My professor just gave me a vacant cow-like stare, finally saying she didn't understand. I rephrased my question a few times, and 5 minutes later she just told me to know that asthmatics cough when they aren't getting any air.

Maybe my question really doesn't make sense, or maybe the professor so poorly explained coughing while in an asthma attack that it sparked a question about a non-existent correlation. I have no idea and still don't know. But I WANT to know why...to a point it drives me mad. I'm so mad, I'm considering medical school, which I never in a million years would've considered. And now the more I think about it, the more I want it.

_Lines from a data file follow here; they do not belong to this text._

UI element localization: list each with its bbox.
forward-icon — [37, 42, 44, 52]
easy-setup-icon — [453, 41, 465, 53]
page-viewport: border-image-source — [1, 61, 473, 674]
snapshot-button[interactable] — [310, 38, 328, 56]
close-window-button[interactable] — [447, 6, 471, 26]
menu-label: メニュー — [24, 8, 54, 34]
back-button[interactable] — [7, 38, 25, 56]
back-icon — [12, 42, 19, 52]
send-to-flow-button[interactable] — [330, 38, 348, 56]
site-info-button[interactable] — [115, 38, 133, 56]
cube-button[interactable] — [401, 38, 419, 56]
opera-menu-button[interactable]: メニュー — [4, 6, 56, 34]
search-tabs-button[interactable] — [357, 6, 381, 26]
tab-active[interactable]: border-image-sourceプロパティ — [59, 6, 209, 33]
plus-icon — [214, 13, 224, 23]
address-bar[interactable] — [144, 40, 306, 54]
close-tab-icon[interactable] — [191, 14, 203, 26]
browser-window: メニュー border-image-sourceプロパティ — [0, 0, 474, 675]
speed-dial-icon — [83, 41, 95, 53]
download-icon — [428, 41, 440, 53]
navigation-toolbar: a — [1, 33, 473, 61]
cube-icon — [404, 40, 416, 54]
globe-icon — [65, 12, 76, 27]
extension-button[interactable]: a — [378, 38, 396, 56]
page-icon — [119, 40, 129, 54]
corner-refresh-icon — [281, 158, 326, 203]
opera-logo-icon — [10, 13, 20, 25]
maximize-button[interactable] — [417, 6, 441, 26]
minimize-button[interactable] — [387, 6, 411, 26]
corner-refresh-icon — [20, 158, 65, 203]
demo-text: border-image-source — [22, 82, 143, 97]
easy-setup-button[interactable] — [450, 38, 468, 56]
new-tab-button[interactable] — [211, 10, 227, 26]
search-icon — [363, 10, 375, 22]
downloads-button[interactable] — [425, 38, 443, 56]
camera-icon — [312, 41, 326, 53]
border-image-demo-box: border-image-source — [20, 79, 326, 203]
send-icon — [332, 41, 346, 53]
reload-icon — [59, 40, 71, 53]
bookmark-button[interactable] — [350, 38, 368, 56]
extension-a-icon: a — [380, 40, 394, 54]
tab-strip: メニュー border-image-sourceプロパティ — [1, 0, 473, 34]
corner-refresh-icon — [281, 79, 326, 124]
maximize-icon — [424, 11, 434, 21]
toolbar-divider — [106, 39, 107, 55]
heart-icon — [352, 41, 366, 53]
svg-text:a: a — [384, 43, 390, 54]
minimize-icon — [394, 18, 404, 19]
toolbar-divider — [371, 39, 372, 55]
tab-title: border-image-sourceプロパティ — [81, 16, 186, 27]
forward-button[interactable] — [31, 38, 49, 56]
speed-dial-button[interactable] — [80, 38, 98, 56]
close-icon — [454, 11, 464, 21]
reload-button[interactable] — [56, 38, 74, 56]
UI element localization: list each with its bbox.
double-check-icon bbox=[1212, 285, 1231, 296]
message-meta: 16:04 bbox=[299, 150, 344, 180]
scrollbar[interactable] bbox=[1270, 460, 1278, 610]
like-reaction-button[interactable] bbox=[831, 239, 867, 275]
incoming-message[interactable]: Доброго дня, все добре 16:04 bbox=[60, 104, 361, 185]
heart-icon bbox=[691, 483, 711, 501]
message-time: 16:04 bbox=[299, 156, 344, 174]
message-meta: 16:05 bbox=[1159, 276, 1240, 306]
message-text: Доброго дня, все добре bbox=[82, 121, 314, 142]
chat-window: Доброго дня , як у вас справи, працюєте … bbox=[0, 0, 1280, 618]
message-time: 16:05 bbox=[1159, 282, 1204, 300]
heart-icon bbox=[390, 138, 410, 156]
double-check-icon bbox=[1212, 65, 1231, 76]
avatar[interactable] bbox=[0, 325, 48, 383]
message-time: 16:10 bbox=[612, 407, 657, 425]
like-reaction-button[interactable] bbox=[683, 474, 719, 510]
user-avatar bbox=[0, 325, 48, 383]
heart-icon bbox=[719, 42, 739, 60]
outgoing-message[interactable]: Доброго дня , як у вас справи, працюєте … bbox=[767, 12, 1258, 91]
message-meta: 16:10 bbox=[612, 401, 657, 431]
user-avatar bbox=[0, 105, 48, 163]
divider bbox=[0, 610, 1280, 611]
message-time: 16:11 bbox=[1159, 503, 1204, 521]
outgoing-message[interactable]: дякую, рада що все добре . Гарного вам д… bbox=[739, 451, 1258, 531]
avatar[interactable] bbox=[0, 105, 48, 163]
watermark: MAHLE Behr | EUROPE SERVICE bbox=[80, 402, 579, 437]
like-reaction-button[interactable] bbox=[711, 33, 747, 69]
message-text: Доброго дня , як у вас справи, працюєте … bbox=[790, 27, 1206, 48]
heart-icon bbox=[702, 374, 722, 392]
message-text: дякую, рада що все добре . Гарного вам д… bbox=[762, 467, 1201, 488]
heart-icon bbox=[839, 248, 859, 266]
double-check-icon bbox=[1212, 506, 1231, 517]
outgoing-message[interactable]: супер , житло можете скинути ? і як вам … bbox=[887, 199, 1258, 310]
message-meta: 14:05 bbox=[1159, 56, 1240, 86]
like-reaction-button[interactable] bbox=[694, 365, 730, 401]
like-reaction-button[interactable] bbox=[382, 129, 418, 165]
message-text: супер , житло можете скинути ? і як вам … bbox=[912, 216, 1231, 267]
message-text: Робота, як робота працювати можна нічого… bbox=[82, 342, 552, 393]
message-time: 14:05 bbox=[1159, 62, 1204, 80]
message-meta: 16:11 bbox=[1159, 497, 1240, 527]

But anyway, I need to get some sleep before I explode from all this self-analysis.
:boom:

I'm in psych now but I think the cough is caused by bronchial spasms as a result of an allergen or irritant
 
I'm in psych now but I think the cough is caused by bronchial spasms as a result of an allergen or irritant

Well, my professor explained it very poorly, then. She specifically said the cough occurred because the client can't breath. She did say it was an attempt to open up the airways, but definitely stated VERY clearly that the cough occurred because the client can't breath in a severe asthmatic episode.

I really hate this program. :( I wanna be in the health sciences, but not like this.